Joseph A. Sinsheimer papers, 1962-1987 5 Linear Feet — 689 items
The collection chronicles the work of the Student Nonviolent Coordinating Committee (SNCC) and its involvement with resident civil rights activists in Mississippi. Materials consist primarily of recorded oral histories and their transcriptions, but also extend to speeches and unpublished papers. The records date from 1962 to 1987, and were compiled and collected by Duke University alumnus Joseph A. Sinsheimer with the support of a fellowship from the Lyndhurst Foundation.
Local activists represent their experiences in a series of twenty-five interviews that were conducted at movement centers throughout Mississippi, including McComb, Jackson, Greenwood, and Clarksdale. Leading SNCC activists Samuel Block, David Dennis, and Silas McGhee are also represented in interviews conducted between 1983 and 1987. There are also four extensive interviews and transcribed speeches of noted SNCC activist and leader of the Mississippi civil rights movement Robert Moses, as well as interviews of community leaders C.C. Bryant and Hazel Palmer, conducted by Moses himself. The collection also features unpublished speeches and papers given in the 1960s; additionally, transcripts of exchanges at academic conferences extend the scope of the collection to reconstructions of events by historians in the 1970s and 1980s. The collection also contains court records and correspondence to national leaders like Hubert Humphrey and Robert Kennedy, which report on the use of organized violence in the counter-efforts of segregationists.
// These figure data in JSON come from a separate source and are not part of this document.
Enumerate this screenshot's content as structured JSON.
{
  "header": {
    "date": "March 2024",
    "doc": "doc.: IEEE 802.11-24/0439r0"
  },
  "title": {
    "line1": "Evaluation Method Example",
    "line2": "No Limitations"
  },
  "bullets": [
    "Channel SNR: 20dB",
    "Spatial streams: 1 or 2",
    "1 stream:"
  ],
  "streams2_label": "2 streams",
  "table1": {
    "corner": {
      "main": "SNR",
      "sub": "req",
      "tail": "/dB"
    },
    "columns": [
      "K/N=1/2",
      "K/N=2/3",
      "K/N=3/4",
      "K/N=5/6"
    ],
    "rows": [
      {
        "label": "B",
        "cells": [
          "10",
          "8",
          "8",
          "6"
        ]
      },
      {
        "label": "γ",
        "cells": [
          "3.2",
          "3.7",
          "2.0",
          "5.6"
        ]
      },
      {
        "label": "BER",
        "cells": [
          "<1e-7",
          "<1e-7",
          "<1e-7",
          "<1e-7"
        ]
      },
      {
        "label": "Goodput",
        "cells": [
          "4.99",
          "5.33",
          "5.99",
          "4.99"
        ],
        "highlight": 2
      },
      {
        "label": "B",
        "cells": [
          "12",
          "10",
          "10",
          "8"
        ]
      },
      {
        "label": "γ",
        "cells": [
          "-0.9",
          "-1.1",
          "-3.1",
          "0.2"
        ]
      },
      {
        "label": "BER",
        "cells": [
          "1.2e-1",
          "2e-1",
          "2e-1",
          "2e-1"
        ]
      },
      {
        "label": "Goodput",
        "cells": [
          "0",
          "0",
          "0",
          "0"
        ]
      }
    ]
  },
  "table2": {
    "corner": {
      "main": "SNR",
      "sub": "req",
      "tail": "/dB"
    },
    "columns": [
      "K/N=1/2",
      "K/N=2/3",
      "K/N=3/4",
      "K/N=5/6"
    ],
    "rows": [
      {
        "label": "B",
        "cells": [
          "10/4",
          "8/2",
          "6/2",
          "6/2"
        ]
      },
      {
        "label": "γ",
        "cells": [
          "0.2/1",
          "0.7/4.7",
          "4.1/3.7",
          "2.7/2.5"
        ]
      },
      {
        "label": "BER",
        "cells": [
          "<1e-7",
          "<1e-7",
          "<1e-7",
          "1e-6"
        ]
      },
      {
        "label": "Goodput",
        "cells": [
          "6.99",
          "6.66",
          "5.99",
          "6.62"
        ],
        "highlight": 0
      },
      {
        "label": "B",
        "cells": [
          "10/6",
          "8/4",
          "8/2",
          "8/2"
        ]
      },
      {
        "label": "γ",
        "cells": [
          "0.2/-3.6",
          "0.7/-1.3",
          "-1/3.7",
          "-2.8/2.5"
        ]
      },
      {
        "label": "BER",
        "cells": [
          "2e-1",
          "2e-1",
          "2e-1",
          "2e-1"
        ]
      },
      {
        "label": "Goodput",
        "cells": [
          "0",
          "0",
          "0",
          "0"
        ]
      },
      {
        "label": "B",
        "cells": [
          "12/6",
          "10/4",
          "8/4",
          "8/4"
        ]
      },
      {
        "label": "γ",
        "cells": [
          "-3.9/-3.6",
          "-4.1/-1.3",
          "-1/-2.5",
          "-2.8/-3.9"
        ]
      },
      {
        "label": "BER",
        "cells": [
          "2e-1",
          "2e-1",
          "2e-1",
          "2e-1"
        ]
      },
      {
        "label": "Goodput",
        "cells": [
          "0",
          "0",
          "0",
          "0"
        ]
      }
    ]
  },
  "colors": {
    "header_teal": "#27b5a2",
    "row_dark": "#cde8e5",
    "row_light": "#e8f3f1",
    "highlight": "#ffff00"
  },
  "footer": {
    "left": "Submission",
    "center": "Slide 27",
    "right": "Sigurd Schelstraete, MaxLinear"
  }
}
Sinsheimer's records have already been cited by historians Taylor Branch and William Chafe, and played a significant role in the 1994 documentary "Freedom on my Mind." Although Sinsheimer's published articles on the Mississippi Movement have focused on the resistance of SNCC to segregationists policies and organized violence, the documentation of this collection sheds light on a wider range of concerns. The interviews detail the role of the black church in organizational activities; sexism within the movement; the establishment of the Mississippi Freedom Democratic Party in 1964; black nationalism and the role of white student workers in the civil rights movement after the "Freedom Summer;" as well as the significance of national media in the struggle.